Exsanguinating the Worthless for Charity

bloody phone sex killer sexWhen you are a butcher girl like me, with a love for all things bloody, March is your favorite month. Why? Because it is American Red Cross Month. I have always considered myself a philanthropic psycho, so  in this month of donating blood, I can give back to my community. Now, since the only flesh I ever consume is human flesh, I am anemic, so the Red Cross won’t take my blood. At first I was bummed about this, but then I discovered blood by proxy. I can donate other people’s blood. How fun is that? So during the month of March, if you have scorned or annoyed me, even hired me, be on high alert that I’m extra blood thirsty this month, as I am killing for charity.

killer phone sex bloody funFirst to donate blood for my personal blood drive this month were two of the devil’s spawn. The twin daughters of my former boss. In fact, he paid me to snuff out his two little brats. According to him, all they do is drain him of his money and patience. Fitting then that I would drain them of their blood. Some white trash whore duped him into knocking her up for his money. These sister cunts will do more good dead, than they ever would alive. You’d be surprised how many parents lack the paternal instinct, which is fine by me. Too many spoiled, germy, annoying, needy little humans running around anyway. As soon as I off a few rugrats, some trailer park whore just pushes out a few more nuggets she can’t support who will end up draining hard working Americans of their tax dollars. It’s a vicious cycle so, kill the products of trash, stop the cycle, donate their blood to good use: reduce, reuse, recycle.

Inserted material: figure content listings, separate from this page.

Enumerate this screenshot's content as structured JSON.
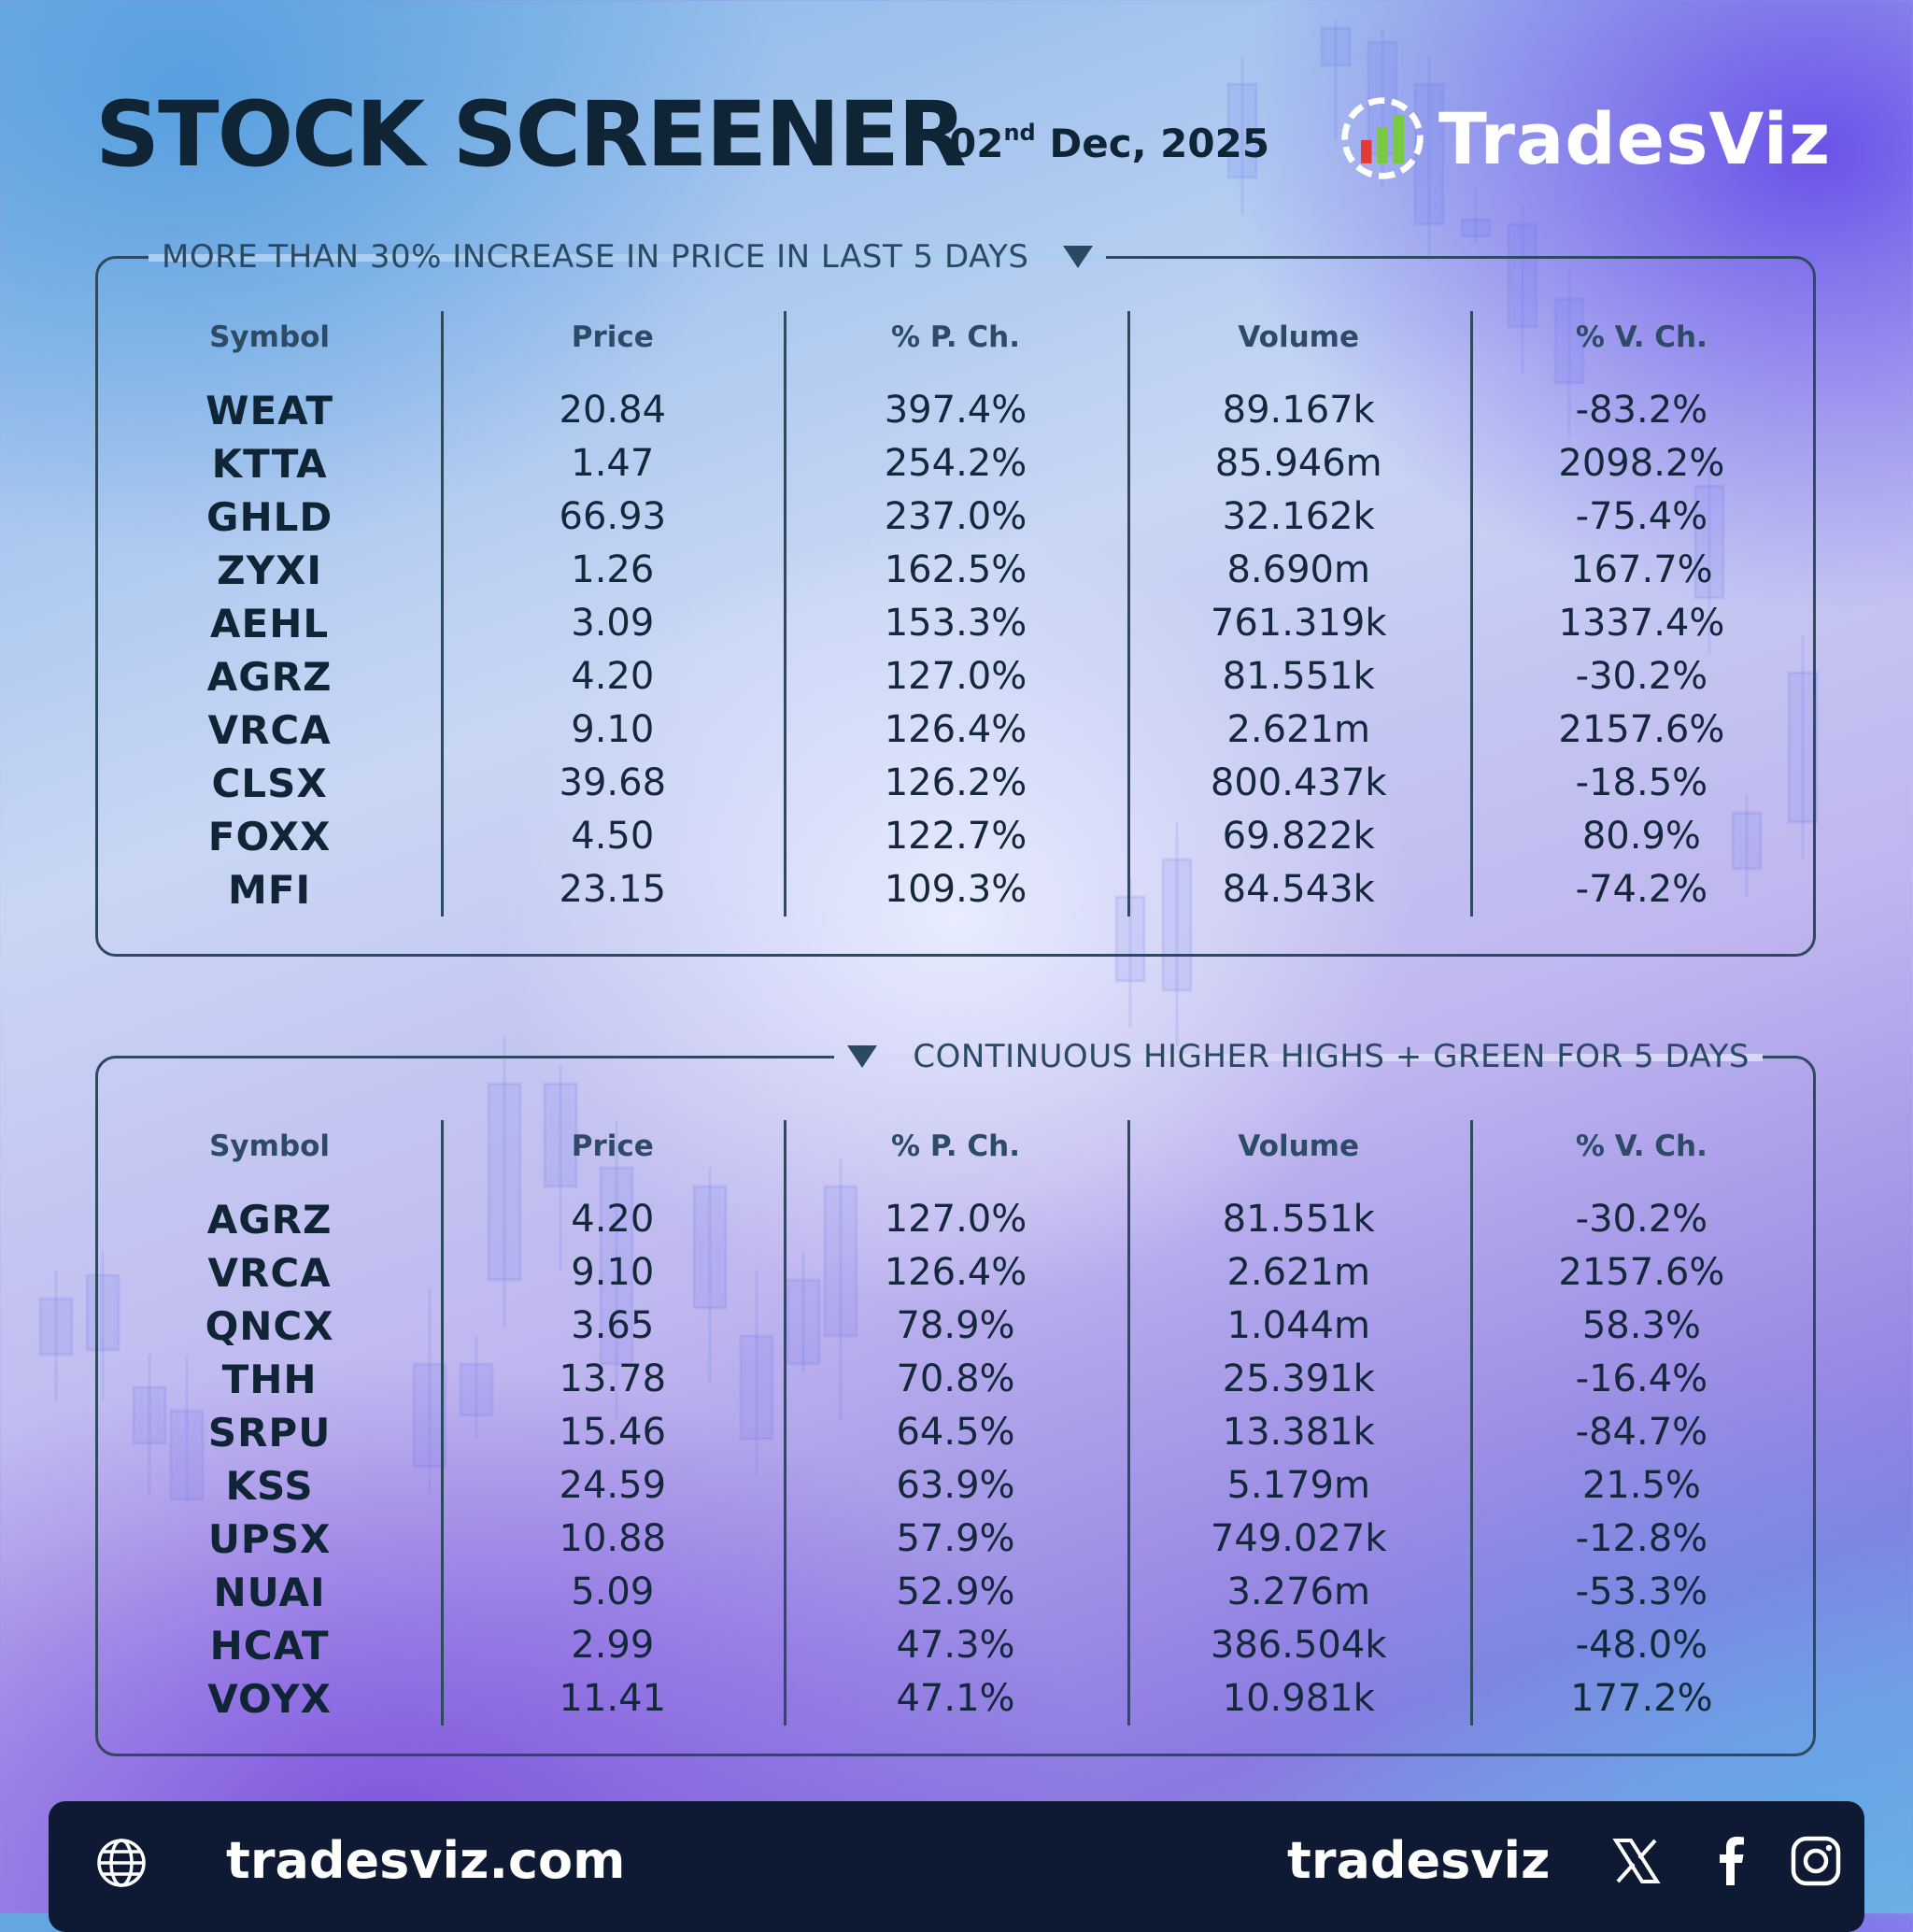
{
  "header": {
    "title": "STOCK SCREENER",
    "date_day": "02",
    "date_suffix": "nd",
    "date_rest": " Dec, 2025",
    "brand": "TradesViz"
  },
  "columns": [
    "Symbol",
    "Price",
    "% P. Ch.",
    "Volume",
    "% V. Ch."
  ],
  "panel1": {
    "label": "MORE THAN 30% INCREASE IN PRICE IN LAST 5 DAYS",
    "rows": [
      [
        "WEAT",
        "20.84",
        "397.4%",
        "89.167k",
        "-83.2%"
      ],
      [
        "KTTA",
        "1.47",
        "254.2%",
        "85.946m",
        "2098.2%"
      ],
      [
        "GHLD",
        "66.93",
        "237.0%",
        "32.162k",
        "-75.4%"
      ],
      [
        "ZYXI",
        "1.26",
        "162.5%",
        "8.690m",
        "167.7%"
      ],
      [
        "AEHL",
        "3.09",
        "153.3%",
        "761.319k",
        "1337.4%"
      ],
      [
        "AGRZ",
        "4.20",
        "127.0%",
        "81.551k",
        "-30.2%"
      ],
      [
        "VRCA",
        "9.10",
        "126.4%",
        "2.621m",
        "2157.6%"
      ],
      [
        "CLSX",
        "39.68",
        "126.2%",
        "800.437k",
        "-18.5%"
      ],
      [
        "FOXX",
        "4.50",
        "122.7%",
        "69.822k",
        "80.9%"
      ],
      [
        "MFI",
        "23.15",
        "109.3%",
        "84.543k",
        "-74.2%"
      ]
    ]
  },
  "panel2": {
    "label": "CONTINUOUS HIGHER HIGHS + GREEN FOR 5 DAYS",
    "rows": [
      [
        "AGRZ",
        "4.20",
        "127.0%",
        "81.551k",
        "-30.2%"
      ],
      [
        "VRCA",
        "9.10",
        "126.4%",
        "2.621m",
        "2157.6%"
      ],
      [
        "QNCX",
        "3.65",
        "78.9%",
        "1.044m",
        "58.3%"
      ],
      [
        "THH",
        "13.78",
        "70.8%",
        "25.391k",
        "-16.4%"
      ],
      [
        "SRPU",
        "15.46",
        "64.5%",
        "13.381k",
        "-84.7%"
      ],
      [
        "KSS",
        "24.59",
        "63.9%",
        "5.179m",
        "21.5%"
      ],
      [
        "UPSX",
        "10.88",
        "57.9%",
        "749.027k",
        "-12.8%"
      ],
      [
        "NUAI",
        "5.09",
        "52.9%",
        "3.276m",
        "-53.3%"
      ],
      [
        "HCAT",
        "2.99",
        "47.3%",
        "386.504k",
        "-48.0%"
      ],
      [
        "VOYX",
        "11.41",
        "47.1%",
        "10.981k",
        "177.2%"
      ]
    ]
  },
  "footer": {
    "website": "tradesviz.com",
    "handle": "tradesviz"
  },
  "icons": {
    "globe": "globe-icon",
    "x": "x-icon",
    "facebook": "facebook-icon",
    "instagram": "instagram-icon"
  },
  "colors": {
    "text_dark": "#0f2435",
    "border": "#2d4a60",
    "footer_bg": "#0e1a33",
    "logo_green": "#7ac943",
    "logo_red": "#e53935"
  }
}
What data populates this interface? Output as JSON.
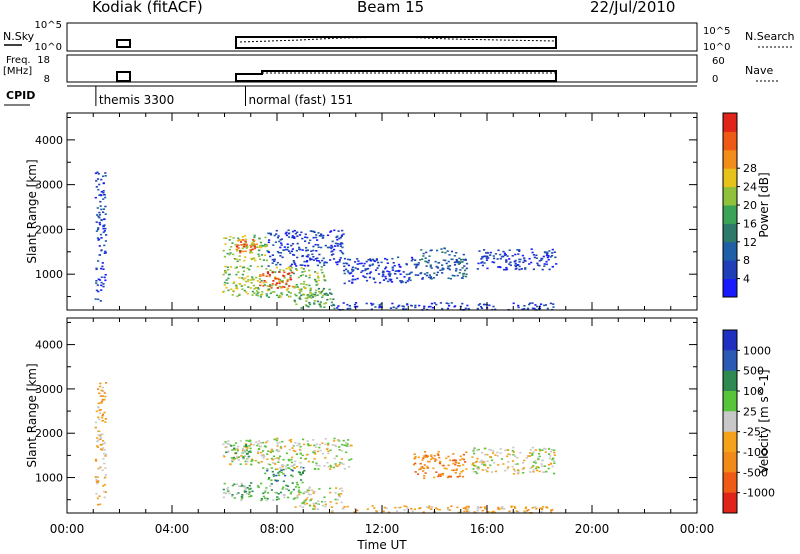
{
  "header": {
    "station": "Kodiak (fitACF)",
    "beam": "Beam 15",
    "date": "22/Jul/2010"
  },
  "side_labels": {
    "nsky": "N.Sky",
    "nsearch": "N.Search",
    "freq_line1": "Freq.",
    "freq_line2": "[MHz]",
    "nave": "Nave",
    "cpid": "CPID"
  },
  "noise_axis": {
    "left_ticks": [
      "10^5",
      "10^0"
    ],
    "right_ticks": [
      "10^5",
      "10^0"
    ]
  },
  "freq_axis": {
    "left_ticks": [
      "18",
      "8"
    ],
    "right_ticks": [
      "60",
      "0"
    ]
  },
  "cpid_labels": [
    {
      "text": "themis 3300",
      "at_hour": 1.1
    },
    {
      "text": "normal (fast) 151",
      "at_hour": 6.8
    }
  ],
  "chart_data": [
    {
      "type": "heatmap",
      "name": "power",
      "title": "",
      "xlabel": "",
      "ylabel": "Slant Range [km]",
      "xlim": [
        0,
        24
      ],
      "ylim": [
        200,
        4600
      ],
      "yticks": [
        "1000",
        "2000",
        "3000",
        "4000"
      ],
      "x_tick_labels": [
        "00:00",
        "04:00",
        "08:00",
        "12:00",
        "16:00",
        "20:00",
        "00:00"
      ],
      "colorbar": {
        "label": "Power [dB]",
        "ticks": [
          "4",
          "8",
          "12",
          "16",
          "20",
          "24",
          "28"
        ],
        "colors": [
          "#1a1aff",
          "#1f3fb8",
          "#1f5fa8",
          "#2e7a6a",
          "#3aa356",
          "#8fc23a",
          "#e6c21a",
          "#f28c1a",
          "#ee5a16",
          "#e0241a"
        ]
      },
      "echo_regions": [
        {
          "t0": 1.05,
          "t1": 1.45,
          "r0": 400,
          "r1": 3300,
          "level": 1
        },
        {
          "t0": 5.9,
          "t1": 7.6,
          "r0": 1300,
          "r1": 1900,
          "level": 5
        },
        {
          "t0": 6.4,
          "t1": 7.2,
          "r0": 1500,
          "r1": 1800,
          "level": 8
        },
        {
          "t0": 5.9,
          "t1": 9.8,
          "r0": 500,
          "r1": 1200,
          "level": 5
        },
        {
          "t0": 7.3,
          "t1": 8.6,
          "r0": 700,
          "r1": 1100,
          "level": 8
        },
        {
          "t0": 8.6,
          "t1": 10.2,
          "r0": 250,
          "r1": 700,
          "level": 4
        },
        {
          "t0": 7.6,
          "t1": 10.5,
          "r0": 1200,
          "r1": 2000,
          "level": 1
        },
        {
          "t0": 10.5,
          "t1": 13.5,
          "r0": 800,
          "r1": 1400,
          "level": 1
        },
        {
          "t0": 13.4,
          "t1": 15.2,
          "r0": 900,
          "r1": 1600,
          "level": 2
        },
        {
          "t0": 15.6,
          "t1": 18.6,
          "r0": 1100,
          "r1": 1600,
          "level": 1
        },
        {
          "t0": 10.0,
          "t1": 18.6,
          "r0": 220,
          "r1": 380,
          "level": 1
        }
      ]
    },
    {
      "type": "heatmap",
      "name": "velocity",
      "title": "",
      "xlabel": "Time UT",
      "ylabel": "Slant Range [km]",
      "xlim": [
        0,
        24
      ],
      "ylim": [
        200,
        4600
      ],
      "yticks": [
        "1000",
        "2000",
        "3000",
        "4000"
      ],
      "x_tick_labels": [
        "00:00",
        "04:00",
        "08:00",
        "12:00",
        "16:00",
        "20:00",
        "00:00"
      ],
      "colorbar": {
        "label": "Velocity [m s^-1]",
        "ticks": [
          "1000",
          "500",
          "100",
          "25",
          "-25",
          "-100",
          "-500",
          "-1000"
        ],
        "colors": [
          "#1f30c0",
          "#2a5ab4",
          "#2e8a50",
          "#58c43a",
          "#c8c8c8",
          "#f4a21a",
          "#f28a1a",
          "#ef5a14",
          "#e0241a"
        ]
      },
      "echo_regions": [
        {
          "t0": 1.05,
          "t1": 1.45,
          "r0": 400,
          "r1": 3300,
          "level": 5
        },
        {
          "t0": 5.9,
          "t1": 7.2,
          "r0": 1300,
          "r1": 1900,
          "level": 4
        },
        {
          "t0": 6.0,
          "t1": 7.0,
          "r0": 1400,
          "r1": 1800,
          "level": 3
        },
        {
          "t0": 5.9,
          "t1": 8.8,
          "r0": 500,
          "r1": 900,
          "level": 3
        },
        {
          "t0": 7.5,
          "t1": 9.0,
          "r0": 900,
          "r1": 1250,
          "level": 2
        },
        {
          "t0": 7.2,
          "t1": 10.8,
          "r0": 1200,
          "r1": 1900,
          "level": 4
        },
        {
          "t0": 8.6,
          "t1": 10.5,
          "r0": 300,
          "r1": 800,
          "level": 4
        },
        {
          "t0": 13.1,
          "t1": 15.2,
          "r0": 1000,
          "r1": 1600,
          "level": 6
        },
        {
          "t0": 15.4,
          "t1": 18.6,
          "r0": 1100,
          "r1": 1700,
          "level": 4
        },
        {
          "t0": 10.0,
          "t1": 18.6,
          "r0": 220,
          "r1": 380,
          "level": 5
        }
      ]
    }
  ]
}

Getting the brats to my place was simple. Told them I was daddy’s secretary and they saw dollar signs as they hopped into the back seat of my car. I convinced them I was asnuff porn killer sex babysitter of sorts and daddy gave us lots of play money. Well, gave me lots of play money.  Slipped them a special cocktail in their Kool-Aid, waited for them to wake up in my bath tub, sliced open some arteries, and watched the blood drain from their little annoying bodies. I like to tie weights to their ankles so they can’t run. Then I sit on the toilet seat, and watch the blood drain from their bodies slowly. Makes me feel good that I am recycling blood. Giving it to folks who deserve it. Life is a privilege not an entitlement, so just because you were born into this word, does not mean you deserve to stay in it. You got to earn that right. And many people need their privileges revoked, which I am happy to assist with. Once I snuffed the little bitches out by exsanguination, I texted photos to my former boss. Sometimes a picture or a text is better than a call. Harder to trace, even harder to prove who sent what to whom, and a picture is worth a thousand words.

bloody phone sex murder fantasiesI’ve been slaughtering trash all month. Some for money, some for revenge, some just for fun,  but every death attributed to my handiwork benefits not only the American Red Cross, but society as a whole.  This world has too many worthless fucks in it. What they couldn’t do for their community in life, they can in death. So who do you know that should give a sizable donation to the American Red Cross?